I already did a general post on item songs (here), this is specifically looking at how they are structured, the components of them, inspired by how “Suraiyya” from Thugs of Hindostan kind of twisted the standard structure.
I am not a musicologist, I am not a dancer, I am not an expert on poetic stylings. All I know is how these particular songs usually appear in films. So take this post in that light, not as real historical information on this particular kind of art form.
Watching “Suraiyya”, on one level there was just vague irritation because the cuts and camera angles were not the best, and I felt like the dancing wasn’t given the right filming. But there was also that feeling of something that should be, and usually is, one way now being another. Like seeing a purple cow. That worked away at my brain until I was able to sit down and think about how I would have expected that kind of a song to go, in that setting at that place in the film, and figure out exactly what is usually in those songs. And then I could see how “Suraiyya” just wasn’t right, wasn’t what I expected.
“Item song” may not be the right term here, “Tawaif song” might be even better. A song that is a woman trying to entice men to her and follows a certain pattern to do so.
First, there is the intro, the part where she teases the audience with revealing her true beauty while at the same time bragging about it.
Slowly, she exhibits each part of her talent, her grace, her face, her hair, and of course the wit of her lyrics.

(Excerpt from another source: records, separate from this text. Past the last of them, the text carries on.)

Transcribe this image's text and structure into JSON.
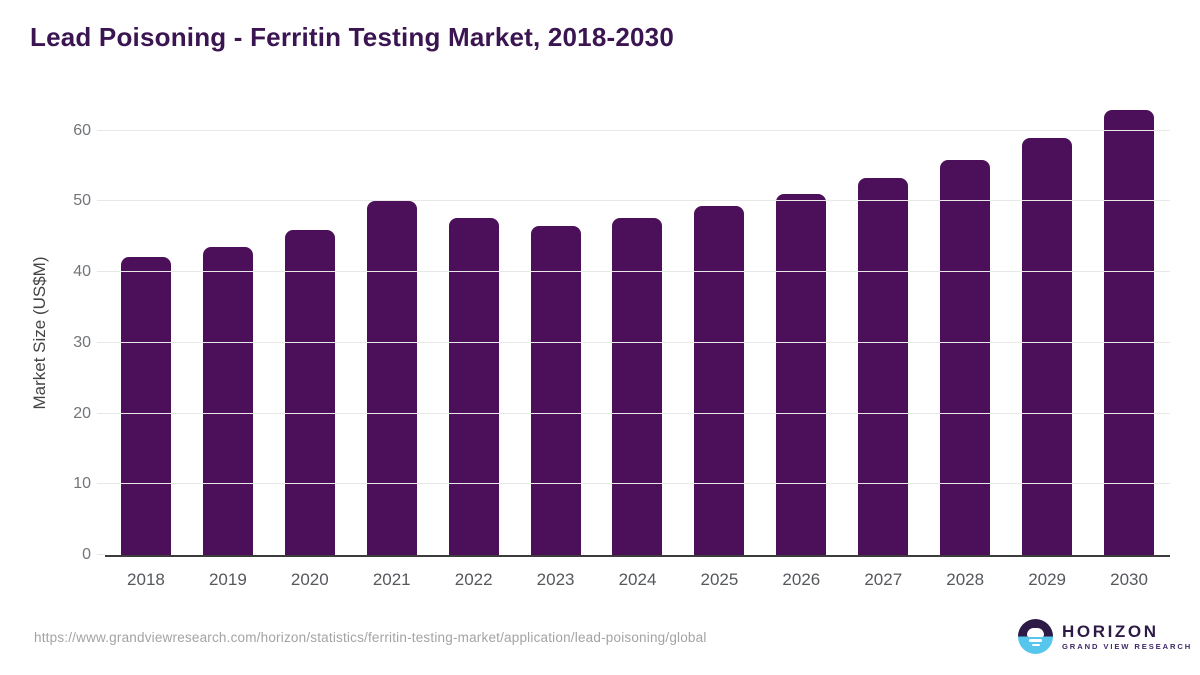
{
  "title": "Lead Poisoning - Ferritin Testing Market, 2018-2030",
  "chart_data": {
    "type": "bar",
    "title": "Lead Poisoning - Ferritin Testing Market, 2018-2030",
    "categories": [
      "2018",
      "2019",
      "2020",
      "2021",
      "2022",
      "2023",
      "2024",
      "2025",
      "2026",
      "2027",
      "2028",
      "2029",
      "2030"
    ],
    "values": [
      42.1,
      43.6,
      45.9,
      50.0,
      47.7,
      46.5,
      47.7,
      49.4,
      51.1,
      53.3,
      55.9,
      59.0,
      62.9
    ],
    "xlabel": "",
    "ylabel": "Market Size (US$M)",
    "yticks": [
      0,
      10,
      20,
      30,
      40,
      50,
      60
    ],
    "ylim": [
      0,
      63.2
    ],
    "grid": true,
    "legend": false
  },
  "colors": {
    "title_text": "#3b1551",
    "bar_fill": "#4b1059",
    "gridline": "#e8e8e8",
    "axis_line": "#3c3c3c",
    "y_tick_label": "#71757a",
    "x_tick_label": "#55585d",
    "footer_text": "#a3a3a3",
    "logo_purple": "#2e1a47",
    "logo_blue": "#56c6ed",
    "logo_subtitle": "#3f2766"
  },
  "footer": {
    "url": "https://www.grandviewresearch.com/horizon/statistics/ferritin-testing-market/application/lead-poisoning/global"
  },
  "logo": {
    "name": "HORIZON",
    "subtitle": "GRAND VIEW RESEARCH"
  }
}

Eventually, once she has brought them to a fever pitch, the audience starts singing back to her, so over come by her beauty that they are inspired.
In joy at their tribute, she spins wildly and dances crazily.

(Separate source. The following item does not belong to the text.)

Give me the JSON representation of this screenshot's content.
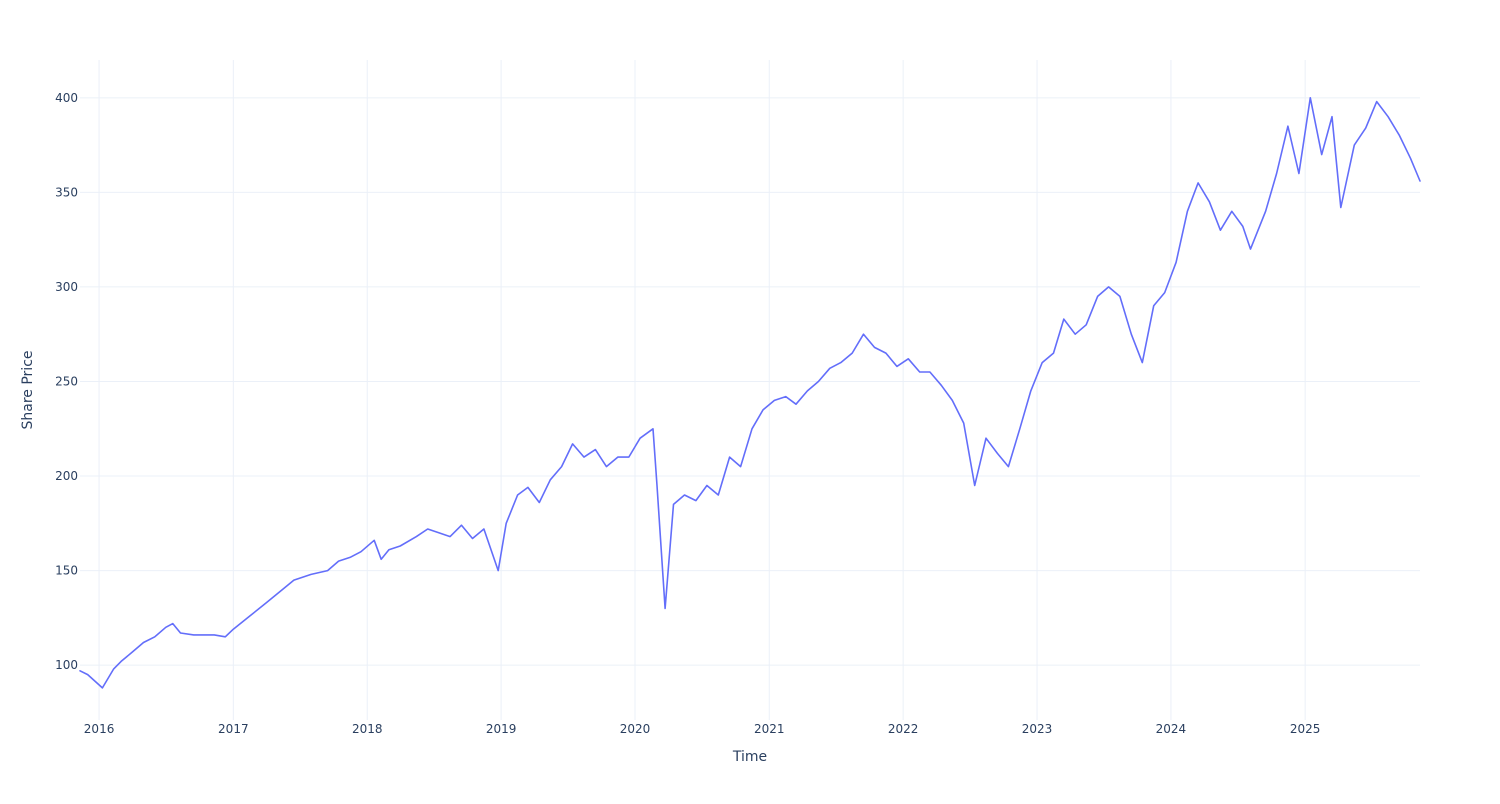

In the end, she is a Goddess, her woman power has overcome the weak men watching her and inspired the other women with her, there is no appropriate response but cheers and the throwing of money, raising glasses, throw scarves in the air.

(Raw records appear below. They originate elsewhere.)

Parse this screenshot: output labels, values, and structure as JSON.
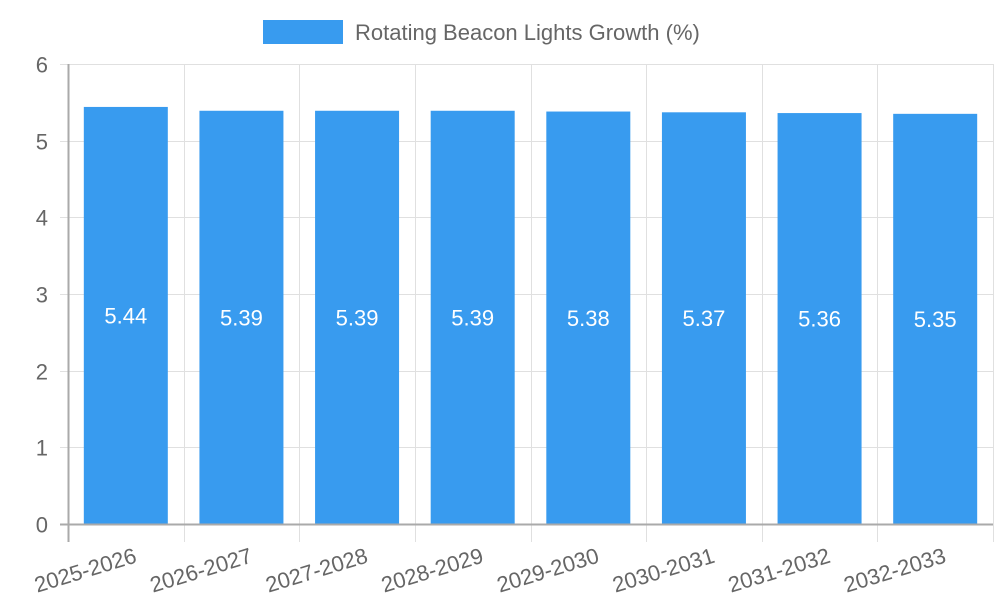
{
  "chart_data": {
    "type": "bar",
    "title": "",
    "legend": {
      "position": "top",
      "entries": [
        {
          "label": "Rotating Beacon Lights Growth (%)",
          "color": "#389BEF"
        }
      ]
    },
    "xlabel": "",
    "ylabel": "",
    "ylim": [
      0,
      6
    ],
    "y_ticks": [
      0,
      1,
      2,
      3,
      4,
      5,
      6
    ],
    "grid": true,
    "categories": [
      "2025-2026",
      "2026-2027",
      "2027-2028",
      "2028-2029",
      "2029-2030",
      "2030-2031",
      "2031-2032",
      "2032-2033"
    ],
    "series": [
      {
        "name": "Rotating Beacon Lights Growth (%)",
        "color": "#389BEF",
        "values": [
          5.44,
          5.39,
          5.39,
          5.39,
          5.38,
          5.37,
          5.36,
          5.35
        ],
        "data_labels": [
          "5.44",
          "5.39",
          "5.39",
          "5.39",
          "5.38",
          "5.37",
          "5.36",
          "5.35"
        ]
      }
    ]
  },
  "colors": {
    "bar": "#389BEF",
    "grid": "#e0e0e0",
    "axis": "#aaaaaa",
    "text": "#666666",
    "label": "#ffffff"
  }
}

There are some other parts of this. For one thing, the men never touch her. In fact, her body is so powerful that they run in fear of touching her, mere close proximity is enough to make them faint. The highest joy is to be able to dance with her, close but not touching.
Ultimately, most importantly, it is a skill and a job she is good at. This is not like the “drunk heroine” song where an unskilled girl turns into a sexy dancer with one drop of liquor, this is a triumphal display of skill, both by the character and the actress, which is lovingly and clearly filmed in order to make the audience in the the theater bow down in worship just as the audience onscreen does.
Now, let me say what seems “off” about “Surraiya”. First and most importantly, our heroine has no voice. Part of the Tawaif tradition was not just showing off their bodies, but showing off the intelligence of their minds through their words. But in this song, Katrina does not sing for herself until almost halfway in. Instead, Aamir takes her voice from her.
There is no build, Katrina is just there, then we cut to the audience, and back to her. No curtains pulling back, no moment of stillness before the first move, none of that. She is not a magical being to be worshiped, pulling towards her the enormous power of her talent, but just a woman to dance for us.
And there is no build towards the crazed dancing. In most songs, the moves accelerate, faster and faster, as the song goes on. There is an energy being given and received from the audience to the performer and back again, building and building up, until it reaches full expression at the end. But in this song, Katrina dances as wildly and crazily at the start as she does at the end.
And it ends not with men cheering and throwing money (as is the classic pre-cut moment of these songs), but instead the men ignoring her and chasing Aamir.
Beyond that structure, there is also the other parts that are just not right. The whole song is having Aamir trying to touch her, to possess her, that is disturbing. It minimizes her performance from a moment of great power that deserves to be respected, to just a tease and a body that men want to touch.
There is the way it is clearly a duet just between her and Aamir. She even turns her back on the crowd, she is not trying to bring dozens of men to their death, she only cares about Aamir. And her power is not increased by their worship because the camera does not show that, does not show her at a higher level than them, but instead focuses on how she and Aamir are equals or he is even superior.
It would be one thing if Aamir was her true love and she was performing in an effort to bring him to her. But instead, she is struggling to keep him off, and failing.
Most of all, there is no talent here, no skill. Katrina is constantly forced into graceless moves that diminish her female body instead of celebrating it. She is on the floor, at least half the time, crawling around like a pitiful thing. Unlike most of these songs, where the female body does amazing things, stretches and sways.
A woman’s power is in her hips, like a man’s is in his shoulders. Literally, it is where her center of gravity is located. Dance moves that accentuate the hips are natural and easy for a woman’s body and look right on her, look strong. Katrina’s moves here diminish the hips, she is constantly bending in the middle, throwing herself literally off-balance. Katrina’s body and her hard work and her dancing skill is all made small, and weak.
Now, for comparison, look at the first great Katrina item song, “Sheila Ki Jawani”, which is all about her singing out her own glory as the men cheer, pushing away and controlling the men around her, and being shot at a low angle so that her body is turned into a figure of worship and power. Not to mention the constant moves that emphasize her natural female grace, hips and breasts prominent and strong.